Sotto la lente è il comma 1-bis dell’articolo 18 del decreto legge n.16 del 2014, poi convertito in legge. E proprio in sede di conversione (prima stranezza) è comparso il “bis” incriminato. Il quale, “per i mutui contratti dagli enti locali antecedentemente al 1o gennaio 2005″ offre una nuova interpretazione di una precedente norma, il comma 76 dell’articolo 1 della legge 30 dicembre 2004, n. 311. Proprio quella che i pm di Trani contestano ad Azzollini di aver violato.

Con la delibera 179 del 2011, affermano infatti i pm nelle carte del’inchiesta, la giunta Azzollini iscriveva il mutuo acceso presso la Cassa Depositi e Prestiti, anziché nelle “entrate derivanti da accensione di prestiti”, come “correttamente allocato” nel bilancio 2004, nelle “entrate derivanti da alienazioni, da trasferimenti di capitale e da riscossioni di crediti”, con l’obiettivo “di neutralizzare gli effetti degli incassi e dei pagamenti eseguiti in favore delle imprese esecutrici ai fini del conteggio del patto di stabilità interno del Comune di Molfetta”.

La nuova interpretazione del comma 1-bis è tale che “l’ente locale beneficiario può iscrivere il ricavato dei predetti mutui nelle entrate per trasferimenti in conto capitale, con vincolo di destinazione agli investimenti”. Così facendo, “l’eventuale rimborso da parte dello Stato delle relative rate di ammortamento non è considerato tra le entrate finali rilevanti ai fini del patto di stabilità interno”. Un cavillo supertecnico, ma a sollevare sospetti è innanzitutto il riferimento netto al 2005, visto che il pagamento incriminato era stato iscritto nel bilancio del Comune di Molfetta giusto nel 2004. E l’inchiesta contro Azzollini e una sessantina di indagati era diventata di pubblico dominio il 7 ottobre 2013, con due arresti.
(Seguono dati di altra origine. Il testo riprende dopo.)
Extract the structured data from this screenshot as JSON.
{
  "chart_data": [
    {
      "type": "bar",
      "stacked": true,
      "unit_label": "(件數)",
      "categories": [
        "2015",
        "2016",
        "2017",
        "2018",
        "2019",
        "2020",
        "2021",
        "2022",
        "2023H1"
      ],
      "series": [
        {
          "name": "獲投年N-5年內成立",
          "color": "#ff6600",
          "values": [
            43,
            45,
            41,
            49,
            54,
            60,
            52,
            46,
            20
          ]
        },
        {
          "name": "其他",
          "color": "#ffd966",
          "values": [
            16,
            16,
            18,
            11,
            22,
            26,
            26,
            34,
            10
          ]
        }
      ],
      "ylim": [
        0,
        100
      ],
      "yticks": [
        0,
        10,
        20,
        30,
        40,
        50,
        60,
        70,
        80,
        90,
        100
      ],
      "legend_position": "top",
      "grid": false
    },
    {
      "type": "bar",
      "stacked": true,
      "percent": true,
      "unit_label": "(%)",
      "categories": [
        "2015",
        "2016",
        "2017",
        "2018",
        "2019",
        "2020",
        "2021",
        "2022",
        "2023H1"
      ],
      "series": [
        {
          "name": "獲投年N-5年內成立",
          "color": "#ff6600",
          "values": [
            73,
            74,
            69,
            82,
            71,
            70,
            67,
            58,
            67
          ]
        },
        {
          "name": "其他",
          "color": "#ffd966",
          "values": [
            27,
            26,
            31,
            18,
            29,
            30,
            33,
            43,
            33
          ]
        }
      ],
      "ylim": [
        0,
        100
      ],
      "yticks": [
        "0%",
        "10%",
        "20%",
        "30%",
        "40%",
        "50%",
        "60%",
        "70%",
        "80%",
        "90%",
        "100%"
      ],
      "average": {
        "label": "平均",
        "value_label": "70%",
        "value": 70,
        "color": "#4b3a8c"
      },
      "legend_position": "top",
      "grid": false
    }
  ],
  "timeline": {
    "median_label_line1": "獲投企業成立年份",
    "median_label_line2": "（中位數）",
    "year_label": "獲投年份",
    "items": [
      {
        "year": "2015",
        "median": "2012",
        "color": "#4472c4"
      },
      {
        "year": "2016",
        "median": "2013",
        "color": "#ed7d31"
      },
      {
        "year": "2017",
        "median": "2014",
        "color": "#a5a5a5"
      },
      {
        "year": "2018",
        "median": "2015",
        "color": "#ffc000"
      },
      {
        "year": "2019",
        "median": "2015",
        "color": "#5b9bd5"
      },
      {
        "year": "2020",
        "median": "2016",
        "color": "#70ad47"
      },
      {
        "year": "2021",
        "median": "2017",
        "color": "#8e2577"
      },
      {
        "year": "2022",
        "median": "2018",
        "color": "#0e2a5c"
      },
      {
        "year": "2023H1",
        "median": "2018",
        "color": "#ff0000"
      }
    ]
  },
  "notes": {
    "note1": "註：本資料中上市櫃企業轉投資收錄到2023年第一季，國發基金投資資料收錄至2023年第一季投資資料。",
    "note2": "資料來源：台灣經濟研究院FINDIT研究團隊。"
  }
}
Come mai sei mesi dopo, nel marzo del 2014, qualcuno si preoccupa di intervenire sui mutui contratti dai Comuni otto anni prima?

Ilfattoquotidiano.it ha ricostruito la storia di quell’emendamento. Anzi, di quei tre emendamenti identici presentati simultaneamente alla Camera il 27 marzo 2014, in sede di conversione del decreto. Le firme sono bipartisan, ma a netta maggioranza democratica. Il primo è stato proposto da Bruno Censore e Alfredo D’Attorre (entrambi Pd). Il secondo da Michele Pelillo (Pd, eletto in Puglia). Il terzo da Rocco Palese (Pdl, oggi Forza Italia, eletto in Puglia). Unificati e approvati in aula. Poi il testo è passato al Senato, transitando anche per la Commissione bilancio guidata da Azzollini, ed è diventato legge dello Stato. “L’emendamento è stato sollecitato a me e a Censore dall’Anci Calabria, la regione dove siamo stati eletti, per aiutare alcuni Comuni a rischio dissesto”, spiega D’Attorre a ilfattoquotidiano.it. “Tra l’altro non ho mai conosciuto il senatore Azzollini né ero al corrente delle sue vicende giudiziarie”.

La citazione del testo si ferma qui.